Since E’s been born I’ve been thinking a lot about my dad; wondering mainly what kind of a grandfather he’d have made. He died when I was 19 and he was never a hands-on dad; he was pretty old fashioned and my mum had to do all the practical stuff. The things S has been doing with me – nappy changing, bathing, helping with meals and clearing up etc – would never have occurred to him. I have no idea what my relationship with him would be like now (though I know we’d have had massive disagreements about politics) but more interesting than trying to second guess that is the grandfather stuff. I wonder if he’d find it easier being a grandfather than a dad? He was a man for the grand gesture – the trip to the zoo instead of an Easter egg, buying books for a reading list, immersing himself in university prospectuses and visiting campuses with me –  rather than doing things like playing in the garden or reading a bedtime story. So perhaps a bit of distance would allow him to have come into his own and do things like that in a “grand grandpa” kind of way.

Dads have also been on my mind as S has been around with us these two weeks and I don’t know what I’ve have done without him.
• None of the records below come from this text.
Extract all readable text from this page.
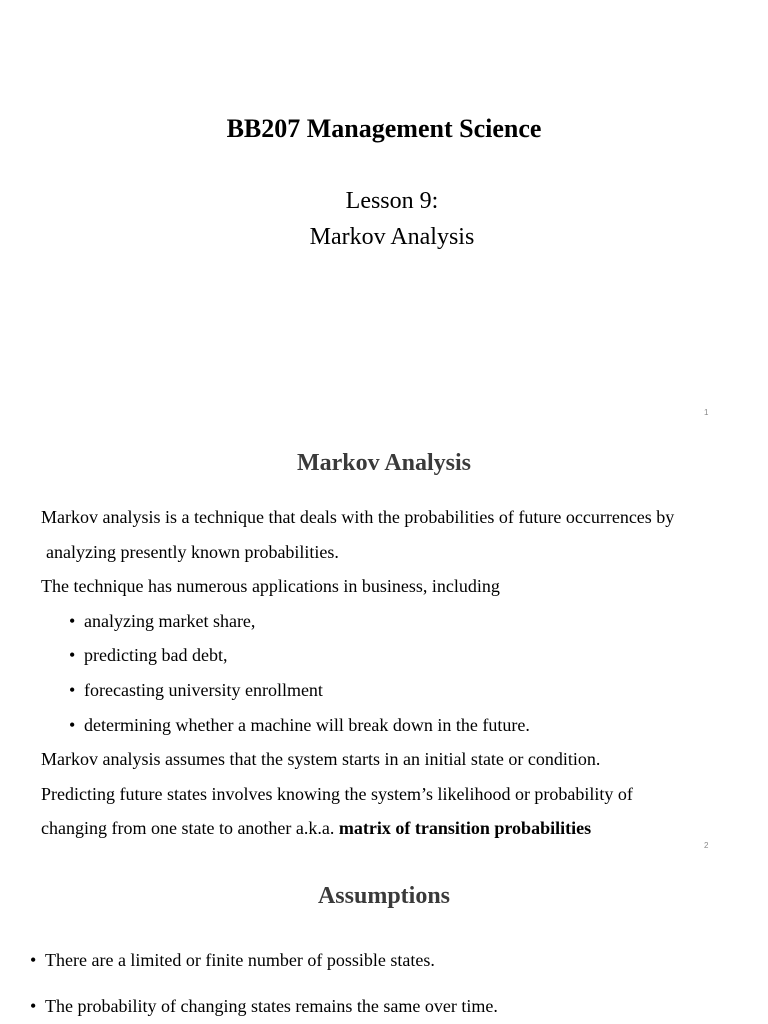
BB207 Management Science
Lesson 9:
Markov Analysis
1
Markov Analysis
Markov analysis is a technique that deals with the probabilities of future occurrences by
analyzing presently known probabilities.
The technique has numerous applications in business, including
• analyzing market share,
• predicting bad debt,
• forecasting university enrollment
• determining whether a machine will break down in the future.
Markov analysis assumes that the system starts in an initial state or condition.
Predicting future states involves knowing the system’s likelihood or probability of
changing from one state to another a.k.a. matrix of transition probabilities
2
Assumptions
• There are a limited or finite number of possible states.
• The probability of changing states remains the same over time.
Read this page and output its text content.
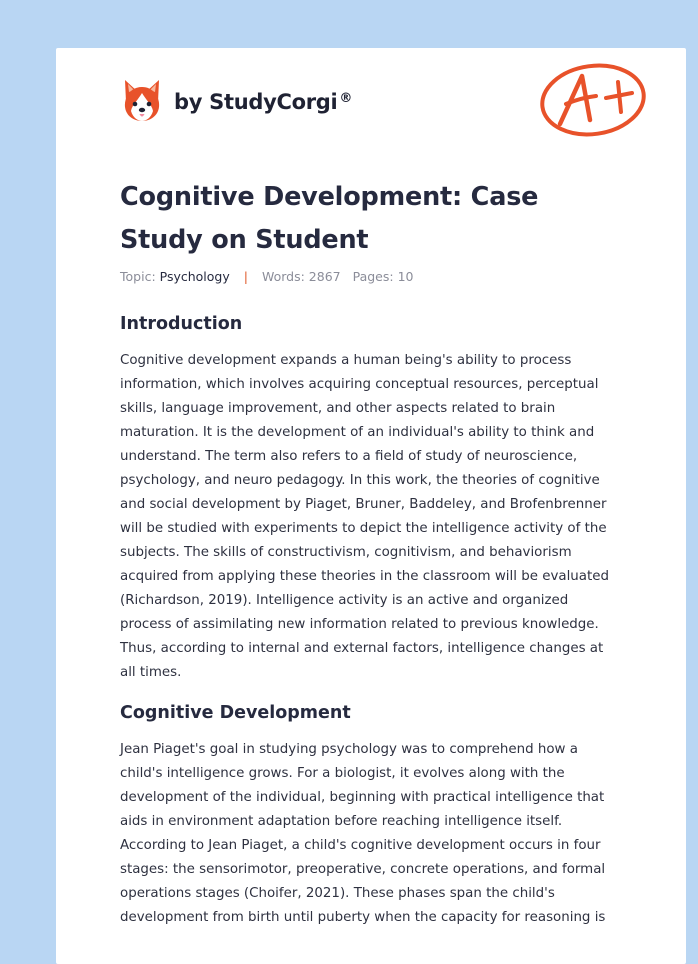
by StudyCorgi ®
Cognitive Development: Case Study on Student
Topic: Psychology | Words: 2867 Pages: 10
Introduction

Cognitive development expands a human being's ability to process
information, which involves acquiring conceptual resources, perceptual
skills, language improvement, and other aspects related to brain
maturation. It is the development of an individual's ability to think and
understand. The term also refers to a field of study of neuroscience,
psychology, and neuro pedagogy. In this work, the theories of cognitive
and social development by Piaget, Bruner, Baddeley, and Brofenbrenner
will be studied with experiments to depict the intelligence activity of the
subjects. The skills of constructivism, cognitivism, and behaviorism
acquired from applying these theories in the classroom will be evaluated
(Richardson, 2019). Intelligence activity is an active and organized
process of assimilating new information related to previous knowledge.
Thus, according to internal and external factors, intelligence changes at
all times.

Cognitive Development

Jean Piaget's goal in studying psychology was to comprehend how a
child's intelligence grows. For a biologist, it evolves along with the
development of the individual, beginning with practical intelligence that
aids in environment adaptation before reaching intelligence itself.
According to Jean Piaget, a child's cognitive development occurs in four
stages: the sensorimotor, preoperative, concrete operations, and formal
operations stages (Choifer, 2021). These phases span the child's
development from birth until puberty when the capacity for reasoning is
He has gone back to work this weekend and, although my mum is visiting so I haven’t been alone all day with E yet, it’s not the same.

I think I’m probably very lucky. I felt this all the more this week as I watched S make an appointment for us to register E and get her birth certificate. I realise that for many women, there is no S, or their partner has had to go straight back to work and so the system is perhaps set up to favour mothers, but it does seem that the registration process, like other aspects of parenting, is geared too far away from dads.

You don’t both need to go and register the birth (though we did) but if you aren’t married the only way the dad will get on the birth certificate is if they go in with the mum. And even if you are married, we found that basic customer service seems to be lacking. S telephoned to make an appointment. They asked for my name and E’s name but, despite talking to him, didn’t ask for his name. S wasn’t bothered but it struck me as rude and potentially isolating.

Child benefit is another area where it’s geared towards mums. They encourage you to apply in the name of the person who makes less money as they may be able to claim extra tax credits. Leaving aside the fact that seems a complicated way to run a universal welfare system, surely this is also geared towards women as we’re often paid less and more likely to work part time? And this is often because we’re already encouraging that situation by not having a more equal system of paternity leave. As it happens, I work full time and S works part time at the moment, so we’re not in this situation but still…

Feminism is often misrepresented as being pro-women to the point of excluding men. This is not the case. We can only get equality for both sexes if we try and solve problems for the benefit of both sexes. This needs to range from big things like a flexible system of paternity/ parental leave to small things like basic customer service when registering a child. Dads rock. At least E’s does. And we all need as much help as we can get to feel appreciated.